A Primer on Blockchain for CPAs

The concept of blockchain is well known to those who are familiar with Bitcoins. Bitcoins are cryptocurrencies that have taken the world by storm. There is no central authority that enjoys any sort of jurisdiction over Bitcoins. Bitcoins are powered by Blockchains.

Blockchains make all transactions transparent and secure and simplify auditing. In fact, Blockchains are expected to transform accounting. All CPAs should have a basic understanding of Blockchains and know how they operate. The existing accounting methods won’t help you much with Blockchain, you will need to go much beyond that.

What is a Blockchain?

Blockchain is basically a way to maintain the authenticity and integrity of digital accounting reports. It involves adding hash strings to the accounting reports. A hash string is a time stamped finger print on the accounting data. This is verified by the Bloackchain later, along with the original book. Blockchain allows you to verify if the accounting books are authentic or not, or whether they have been altered in any way.

Blockchain and the Impact on Accounting

Blockchain follows a method called triple entry accounting. Triple entry accounting is an accounting practice that was rarely followed until now. As you are aware, accounting is based on a double entry concept. Double entry accounting is used to balance financial statements and to ensure that debit remains equal to credit at all times.

Double entry accounting is based on the principle that assets should always be equal to the sum of the equity and liabilities. Based on this equation an accountant checks the veracity of a financial statement. All of the major accounting applications ensure that this consistency is maintained throughout the accounting process. However, this method does have its drawbacks, especially when an independent auditor does the verification. The issue here is that there is no way to stipulate the time spent on the process and the expenses involved in the auditing.
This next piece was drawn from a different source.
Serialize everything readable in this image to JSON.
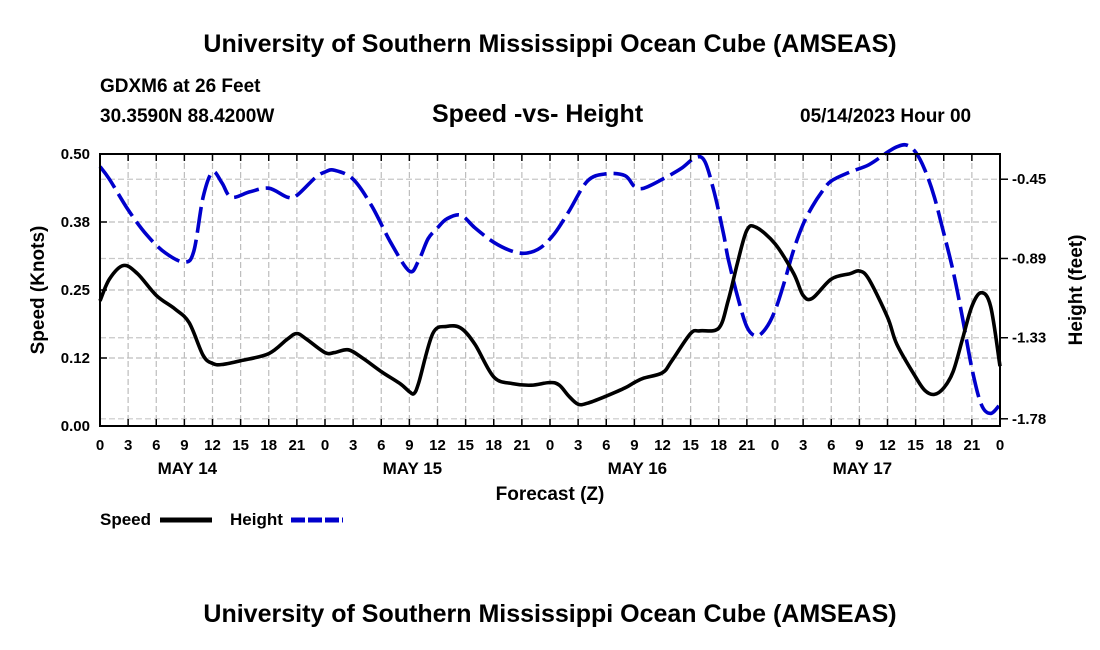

This problem is solved by Blockhain. The use of Blockchain means there is no requirement to hire an independent public auditor as Blockchain provides a common verification platform which can be sued by the regulatory agencies as well as by the accounting manager. Blockchain verifies the hash strings connected with the accounting books with the time-stamped fingerprints on the data. This ensures that every financial transaction is properly notarized.

Why Use Blockchain for Accounting?

Blockchain is a significant new development in accounting that every CPA should know about. Blockchain eliminates some of the complexities associated with accounting.

It offers an independent, verifiable and automated way to ensure that there is no interference of any sort with the authenticity of the accounting process. Essentially, Blockchain ensures that there is no conflict of interest in the auditing of the data, which is bound to happen when a business hires independent auditors.

Blockchain allows for automated auditing of data. This eliminates the redundancy associated with manual accounting and helps to speed up the accounting process. Blockchain also helps to minimize the cost of auditing by eliminating the need for manual accounting.